Just over 23% of the variance in the response variable (sales) is explained by models (a) and (e); these models perform poorly in this situation due to their low r-square values.
confint(Carseats2)
## 2.5 % 97.5 %
## (Intercept) 11.79032020 14.27126531
## Price -0.06475984 -0.04419543
## USYes 0.69151957 1.70776632
par(mfrow=c(2,2))
plot(Carseats2)
The model from (e) shows no evidence of outliers or high leverage observations.
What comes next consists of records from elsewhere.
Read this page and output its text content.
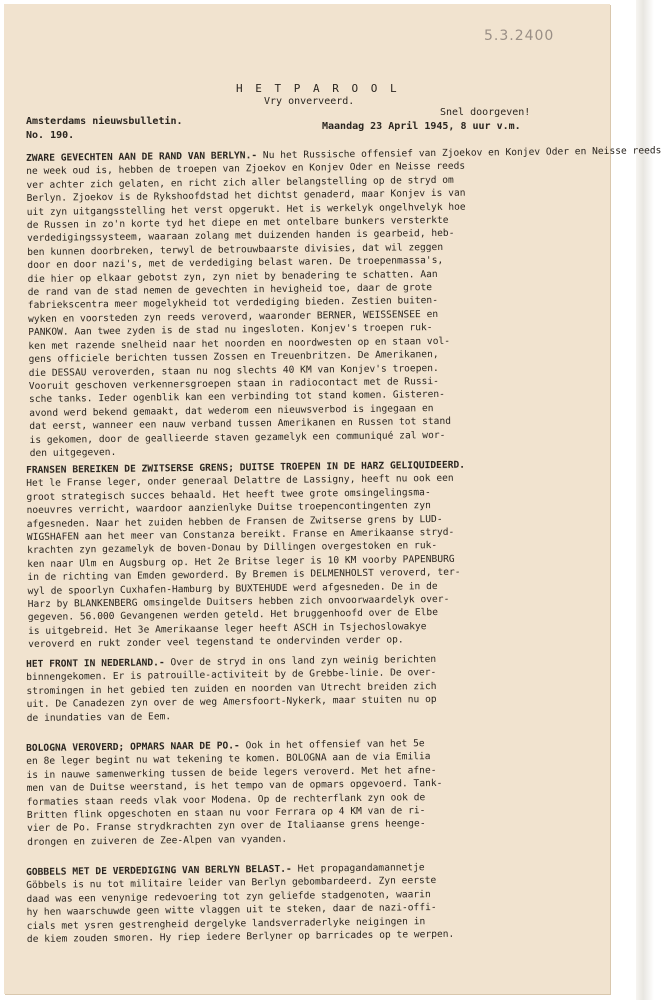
5.3.2400
H E T P A R O O L
Vry onverveerd.
Snel doorgeven!
Amsterdams nieuwsbulletin.
No. 190.
Maandag 23 April 1945, 8 uur v.m.
ZWARE GEVECHTEN AAN DE RAND VAN BERLYN.- Nu het Russische offensief van Zjoekov en Konjev Oder en Neisse reeds
ne week oud is, hebben de troepen van Zjoekov en Konjev Oder en Neisse reeds
ver achter zich gelaten, en richt zich aller belangstelling op de stryd om
Berlyn. Zjoekov is de Rykshoofdstad het dichtst genaderd, maar Konjev is van
uit zyn uitgangsstelling het verst opgerukt. Het is werkelyk ongelhvelyk hoe
de Russen in zo'n korte tyd het diepe en met ontelbare bunkers versterkte
verdedigingssysteem, waaraan zolang met duizenden handen is gearbeid, heb-
ben kunnen doorbreken, terwyl de betrouwbaarste divisies, dat wil zeggen
door en door nazi's, met de verdediging belast waren. De troepenmassa's,
die hier op elkaar gebotst zyn, zyn niet by benadering te schatten. Aan
de rand van de stad nemen de gevechten in hevigheid toe, daar de grote
fabriekscentra meer mogelykheid tot verdediging bieden. Zestien buiten-
wyken en voorsteden zyn reeds veroverd, waaronder BERNER, WEISSENSEE en
PANKOW. Aan twee zyden is de stad nu ingesloten. Konjev's troepen ruk-
ken met razende snelheid naar het noorden en noordwesten op en staan vol-
gens officiele berichten tussen Zossen en Treuenbritzen. De Amerikanen,
die DESSAU veroverden, staan nu nog slechts 40 KM van Konjev's troepen.
Vooruit geschoven verkennersgroepen staan in radiocontact met de Russi-
sche tanks. Ieder ogenblik kan een verbinding tot stand komen. Gisteren-
avond werd bekend gemaakt, dat wederom een nieuwsverbod is ingegaan en
dat eerst, wanneer een nauw verband tussen Amerikanen en Russen tot stand
is gekomen, door de geallieerde staven gezamelyk een communiqué zal wor-
den uitgegeven.
FRANSEN BEREIKEN DE ZWITSERSE GRENS; DUITSE TROEPEN IN DE HARZ GELIQUIDEERD.
Het le Franse leger, onder generaal Delattre de Lassigny, heeft nu ook een
groot strategisch succes behaald. Het heeft twee grote omsingelingsma-
noeuvres verricht, waardoor aanzienlyke Duitse troepencontingenten zyn
afgesneden. Naar het zuiden hebben de Fransen de Zwitserse grens by LUD-
WIGSHAFEN aan het meer van Constanza bereikt. Franse en Amerikaanse stryd-
krachten zyn gezamelyk de boven-Donau by Dillingen overgestoken en ruk-
ken naar Ulm en Augsburg op. Het 2e Britse leger is 10 KM voorby PAPENBURG
in de richting van Emden geworderd. By Bremen is DELMENHOLST veroverd, ter-
wyl de spoorlyn Cuxhafen-Hamburg by BUXTEHUDE werd afgesneden. De in de
Harz by BLANKENBERG omsingelde Duitsers hebben zich onvoorwaardelyk over-
gegeven. 56.000 Gevangenen werden geteld. Het bruggenhoofd over de Elbe
is uitgebreid. Het 3e Amerikaanse leger heeft ASCH in Tsjechoslowakye
veroverd en rukt zonder veel tegenstand te ondervinden verder op.
HET FRONT IN NEDERLAND.- Over de stryd in ons land zyn weinig berichten
binnengekomen. Er is patrouille-activiteit by de Grebbe-linie. De over-
stromingen in het gebied ten zuiden en noorden van Utrecht breiden zich
uit. De Canadezen zyn over de weg Amersfoort-Nykerk, maar stuiten nu op
de inundaties van de Eem.
BOLOGNA VEROVERD; OPMARS NAAR DE PO.- Ook in het offensief van het 5e
en 8e leger begint nu wat tekening te komen. BOLOGNA aan de via Emilia
is in nauwe samenwerking tussen de beide legers veroverd. Met het afne-
men van de Duitse weerstand, is het tempo van de opmars opgevoerd. Tank-
formaties staan reeds vlak voor Modena. Op de rechterflank zyn ook de
Britten flink opgeschoten en staan nu voor Ferrara op 4 KM van de ri-
vier de Po. Franse strydkrachten zyn over de Italiaanse grens heenge-
drongen en zuiveren de Zee-Alpen van vyanden.
GOBBELS MET DE VERDEDIGING VAN BERLYN BELAST.- Het propagandamannetje
Göbbels is nu tot militaire leider van Berlyn gebombardeerd. Zyn eerste
daad was een venynige redevoering tot zyn geliefde stadgenoten, waarin
hy hen waarschuwde geen witte vlaggen uit te steken, daar de nazi-offi-
cials met ysren gestrengheid dergelyke landsverraderlyke neigingen in
de kiem zouden smoren. Hy riep iedere Berlyner op barricades op te werpen.
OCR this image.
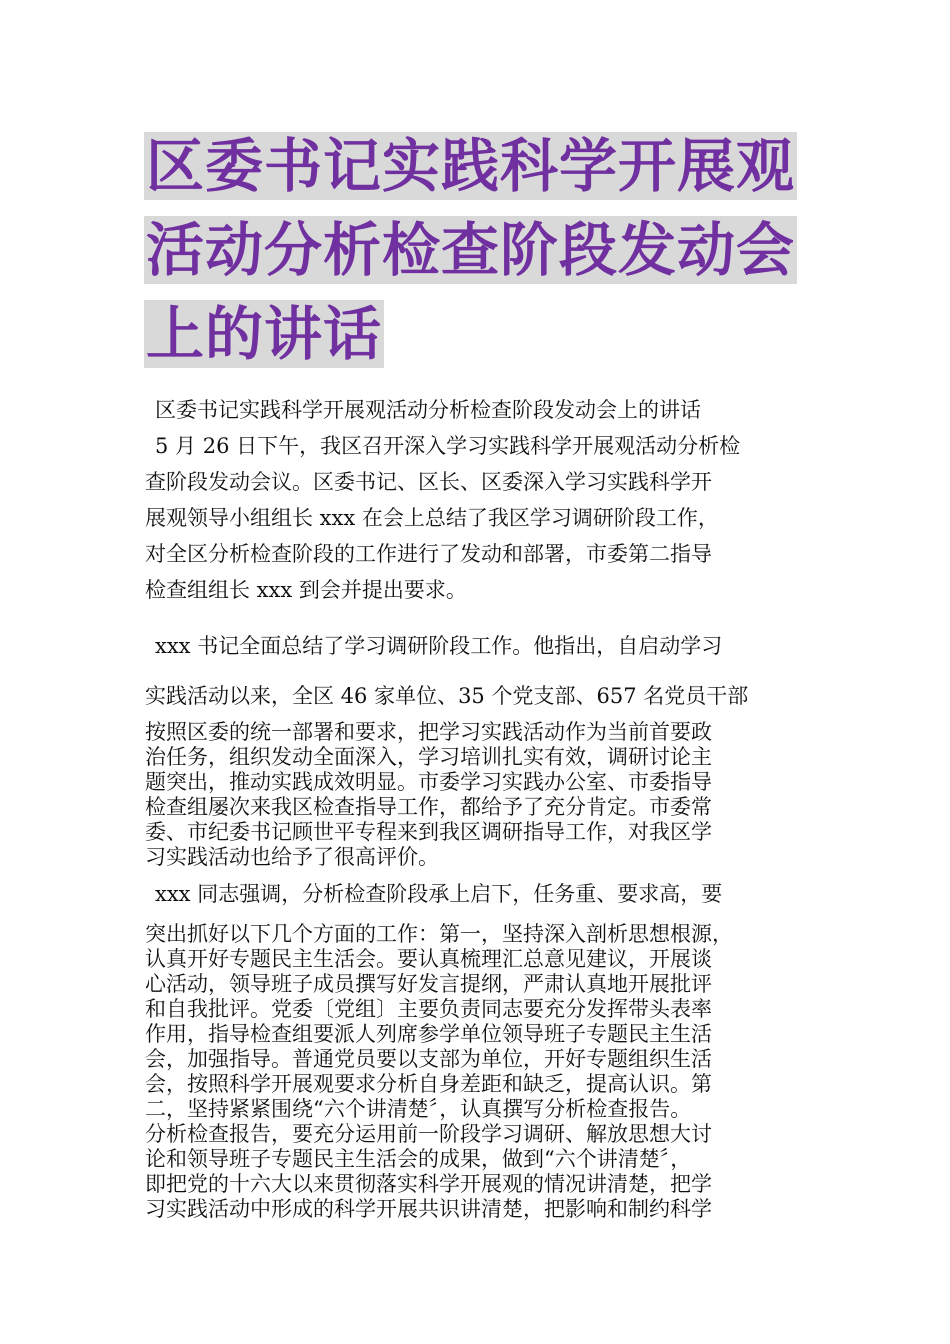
区委书记实践科学开展观 活动分析检查阶段发动会 上的讲话
区委书记实践科学开展观活动分析检查阶段发动会上的讲话
5 月 26 日下午，我区召开深入学习实践科学开展观活动分析检
查阶段发动会议。区委书记、区长、区委深入学习实践科学开
展观领导小组组长 xxx 在会上总结了我区学习调研阶段工作，
对全区分析检查阶段的工作进行了发动和部署，市委第二指导
检查组组长 xxx 到会并提出要求。
xxx 书记全面总结了学习调研阶段工作。他指出，自启动学习
实践活动以来，全区 46 家单位、35 个党支部、657 名党员干部
按照区委的统一部署和要求，把学习实践活动作为当前首要政
治任务，组织发动全面深入，学习培训扎实有效，调研讨论主
题突出，推动实践成效明显。市委学习实践办公室、市委指导
检查组屡次来我区检查指导工作，都给予了充分肯定。市委常
委、市纪委书记顾世平专程来到我区调研指导工作，对我区学
习实践活动也给予了很高评价。
xxx 同志强调，分析检查阶段承上启下，任务重、要求高，要
突出抓好以下几个方面的工作：第一，坚持深入剖析思想根源，
认真开好专题民主生活会。要认真梳理汇总意见建议，开展谈
心活动，领导班子成员撰写好发言提纲，严肃认真地开展批评
和自我批评。党委〔党组〕主要负责同志要充分发挥带头表率
作用，指导检查组要派人列席参学单位领导班子专题民主生活
会，加强指导。普通党员要以支部为单位，开好专题组织生活
会，按照科学开展观要求分析自身差距和缺乏，提高认识。第
二，坚持紧紧围绕“六个讲清楚〞，认真撰写分析检查报告。
分析检查报告，要充分运用前一阶段学习调研、解放思想大讨
论和领导班子专题民主生活会的成果，做到“六个讲清楚〞，
即把党的十六大以来贯彻落实科学开展观的情况讲清楚，把学
习实践活动中形成的科学开展共识讲清楚，把影响和制约科学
Only when there is a perfect one-to-one link between X and Y does the coefficient stay the same in both scenarios. This scenario suggests that there is an equal increase or reduction of one unit in Y for every unit increase or decrease in X.Further predicated on: ∑ x^2=∑ y^2
set.seed(123)
n <- 100
X <- rnorm(n)
Y <- 2*X + rnorm(n)
XY <- lm(X ~ Y)
XY_coef <- coef(XY)[2]
XY_coef
## Y
## 0.3964576
YX <- lm(Y ~ X)
YX_coef <- coef(YX)[2]
YX_coef
## X
## 1.947528
The coefficient estimate for X in the regression of X onto Y is roughly 1.9475. This suggests that we should expect X to increase by roughly 1.9475 units for every unit increase in Y.The coefficient estimate for Y in the regression of Y onto X is roughly 0.3965. This implies that we anticipate an average rise in Y of about 0.3965 units for every unit increase in X.
set.seed(100)
n2 <- 100
X2 <- rnorm(n2)
Y2 <- X2
XY2 <- lm(X2 ~ Y2)
XY2_coef <- coef(XY2)[2]
XY2_coef
## Y2
## 1
YX2 <- lm(Y2 ~ X2)
YX2_coef <- coef(YX2)[2]
YX2_coef
## X2
## 1
Interpretation:
X (or Y) has a coefficient estimate of 1. This suggests that we anticipate X (or Y) to increase by one unit on average for every unit increase in Y (or X).